Novità sul fronte dell’Alzheimer: uno studio italiano ha rilevato maggiori rischi di sviluppare la malattia se il colon è infiamato.
L’intestino è spesso definito il nostro “secondo cervello” per la sua capacità di comunicare con l’organo pensante, influenzandone lo stato di salute. Un recente studio italiano ha portato alla luce una scoperta sorprendente: l’infiammazione del colon potrebbe anticipare e quindi aumentare il rischio di sviluppare disturbi della memoria legati all’Alzheimer. Questa ricerca si inserisce nel contesto dello Spoke 4 di Mnesys, un importante progetto nazionale dedicato allo studio del cervello.
Gli scienziati coinvolti nello studio hanno evidenziato come il corpo comunichi con il cervello non solo attraverso le connessioni nervose ma anche grazie ai segnali inviati dal microbiota intestinale. Questa complessa comunità di microrganismi svolge un ruolo cruciale nella nostra salute generale e, come suggerito dalla ricerca, potrebbe avere implicazioni dirette nello sviluppo di malattie neurodegenerative quali l’Alzheimer.

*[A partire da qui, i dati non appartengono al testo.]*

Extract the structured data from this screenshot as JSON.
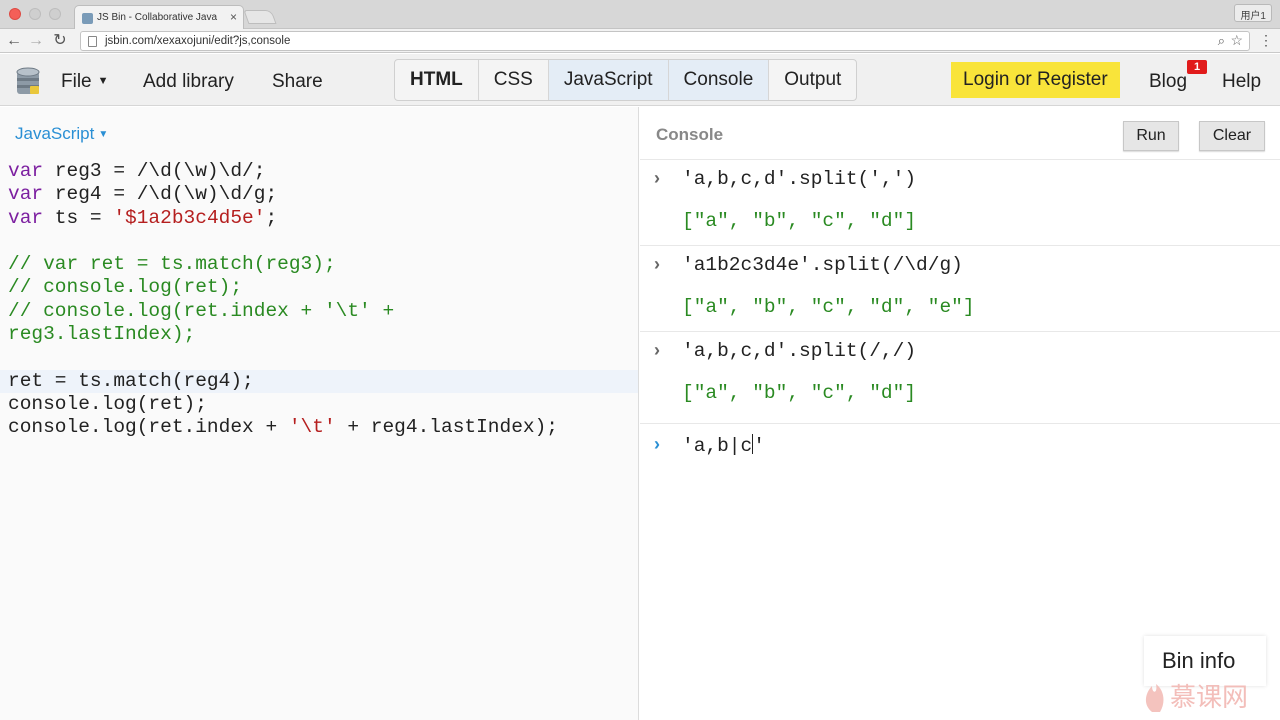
{
  "browser": {
    "tab_title": "JS Bin - Collaborative Java",
    "tab_close": "×",
    "user_badge": "用户1",
    "url": "jsbin.com/xexaxojuni/edit?js,console",
    "back_glyph": "←",
    "forward_glyph": "→",
    "reload_glyph": "↻",
    "zoom_glyph": "⌕",
    "star_glyph": "☆",
    "menu_glyph": "⋮"
  },
  "toolbar": {
    "file_label": "File",
    "file_caret": "▼",
    "add_library_label": "Add library",
    "share_label": "Share",
    "panels": [
      {
        "label": "HTML",
        "bold": true,
        "active": false
      },
      {
        "label": "CSS",
        "bold": false,
        "active": false
      },
      {
        "label": "JavaScript",
        "bold": false,
        "active": true
      },
      {
        "label": "Console",
        "bold": false,
        "active": true
      },
      {
        "label": "Output",
        "bold": false,
        "active": false
      }
    ],
    "login_label": "Login or Register",
    "blog_label": "Blog",
    "blog_badge": "1",
    "help_label": "Help",
    "login_color": "#f9e43a",
    "badge_color": "#e11b1b"
  },
  "editor": {
    "language_label": "JavaScript",
    "language_caret": "▼",
    "lines": [
      [
        {
          "t": "var",
          "c": "kw"
        },
        {
          "t": " reg3 = /\\d(\\w)\\d/;",
          "c": ""
        }
      ],
      [
        {
          "t": "var",
          "c": "kw"
        },
        {
          "t": " reg4 = /\\d(\\w)\\d/g;",
          "c": ""
        }
      ],
      [
        {
          "t": "var",
          "c": "kw"
        },
        {
          "t": " ts = ",
          "c": ""
        },
        {
          "t": "'$1a2b3c4d5e'",
          "c": "str"
        },
        {
          "t": ";",
          "c": ""
        }
      ],
      [
        {
          "t": "",
          "c": ""
        }
      ],
      [
        {
          "t": "// var ret = ts.match(reg3);",
          "c": "cm"
        }
      ],
      [
        {
          "t": "// console.log(ret);",
          "c": "cm"
        }
      ],
      [
        {
          "t": "// console.log(ret.index + '\\t' +",
          "c": "cm"
        }
      ],
      [
        {
          "t": "reg3.lastIndex);",
          "c": "cm"
        }
      ],
      [
        {
          "t": "",
          "c": ""
        }
      ],
      [
        {
          "t": "ret = ts.match(reg4);",
          "c": ""
        }
      ],
      [
        {
          "t": "console.log(ret);",
          "c": ""
        }
      ],
      [
        {
          "t": "console.log(ret.index + ",
          "c": ""
        },
        {
          "t": "'\\t'",
          "c": "str"
        },
        {
          "t": " + reg4.lastIndex);",
          "c": ""
        }
      ]
    ]
  },
  "console": {
    "title": "Console",
    "run_label": "Run",
    "clear_label": "Clear",
    "prompt_glyph": "›",
    "entries": [
      {
        "input": "'a,b,c,d'.split(',')",
        "output": "[\"a\", \"b\", \"c\", \"d\"]"
      },
      {
        "input": "'a1b2c3d4e'.split(/\\d/g)",
        "output": "[\"a\", \"b\", \"c\", \"d\", \"e\"]"
      },
      {
        "input": "'a,b,c,d'.split(/,/)",
        "output": "[\"a\", \"b\", \"c\", \"d\"]"
      }
    ],
    "current_input_before_cursor": "'a,b|c",
    "current_input_after_cursor": "'"
  },
  "bin_info_label": "Bin info",
  "watermark_text": "慕课网"
}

Il legame con il microbiota intestinale
Il team guidato da Laura Calzà e Luciana Giardino dell’Università di Bologna ha condotto uno studio sui roditori che dimostra la correlazione tra infiammazione del colon e aumento del rischio Alzheimer. Pubblicata sulla rivista “Alzheimer’s Research & Therapy”, la ricerca indica che un microbiota invecchiato precocemente può causare infiammazioni organiche e alterare le funzioni degli astrociti, cellule fondamentali per il supporto all’attività neuronale.
Laura Calzà sottolinea l’importanza dei risultati ottenuti nell’ambito delle strategie preventive contro la demenza. Identificando i fattori di rischio modificabili nelle fasi presintomatiche della malattia, si aprono nuove possibilità terapeutiche mirate a regolare i segnali provenienti dal microbiota intestinale. Questo approccio si inserisce nella visione più ampia delineata dalla commissione “Lancet Neurology” nel 2020 riguardante prevenzione, intervento e cura della demenza.

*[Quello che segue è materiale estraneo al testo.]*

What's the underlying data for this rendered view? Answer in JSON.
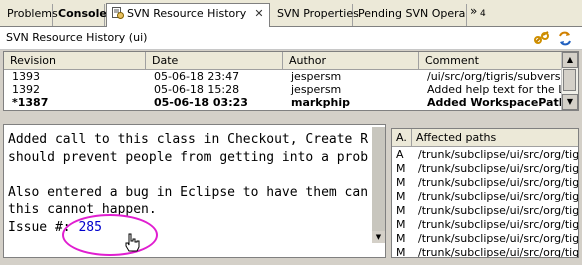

Patrizia Fattori, coordinatrice dello Spoke 4 e ordinaria di Fisiologia all’Università di Bologna, ricorda che attualmente sono stati individuati 12 fattori di rischio modificabili responsabili del 40% delle demenze a livello mondiale. La conoscenza approfondita dei meccanismi alla base delle malattie neurodegenerative sta cambiando radicalmente la nostra comprensione della demenza, aprendo la strada a strategie preventive sempre più efficaci per ridurne l’impatto sulla popolazione globale.

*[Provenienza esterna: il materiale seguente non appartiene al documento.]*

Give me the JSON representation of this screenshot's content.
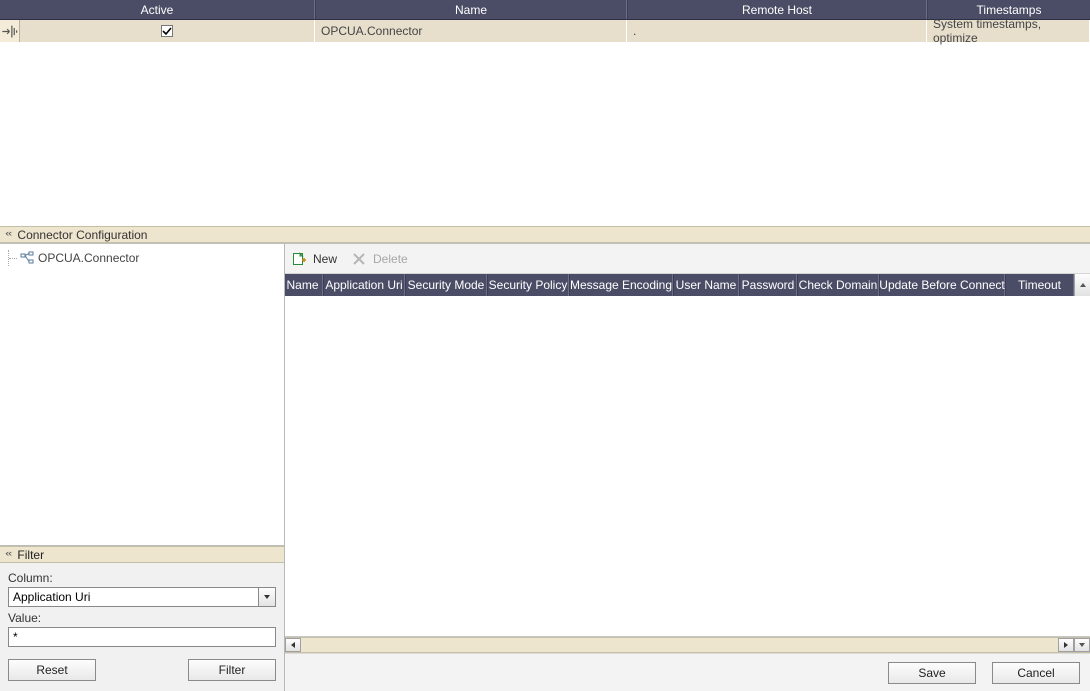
{
  "top_table": {
    "columns": {
      "active": "Active",
      "name": "Name",
      "remote_host": "Remote Host",
      "timestamps": "Timestamps"
    },
    "rows": [
      {
        "active_checked": true,
        "name": "OPCUA.Connector",
        "remote_host": ".",
        "timestamps": "System timestamps, optimize"
      }
    ]
  },
  "section": {
    "title": "Connector Configuration"
  },
  "tree": {
    "root_label": "OPCUA.Connector"
  },
  "filter": {
    "title": "Filter",
    "column_label": "Column:",
    "column_value": "Application Uri",
    "value_label": "Value:",
    "value_value": "*",
    "reset_label": "Reset",
    "filter_label": "Filter"
  },
  "toolbar": {
    "new_label": "New",
    "delete_label": "Delete"
  },
  "details_table": {
    "columns": [
      "Name",
      "Application Uri",
      "Security Mode",
      "Security Policy",
      "Message Encoding",
      "User Name",
      "Password",
      "Check Domain",
      "Update Before Connect",
      "Timeout"
    ]
  },
  "footer": {
    "save_label": "Save",
    "cancel_label": "Cancel"
  }
}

Lo studio condotto nell’ambito dello Spoke 4 offre una nuova prospettiva sulle possibili cause dell’Alzheimer e sull’importanza dell’intestino nella prevenzione delle malattie neurodegenerative. Con ulteriori ricerche in questo campo emergente sarà possibile sviluppare nuovi approcci terapeutici mirati a migliorare significativamente la qualità della vita degli individui affetti da queste patologie.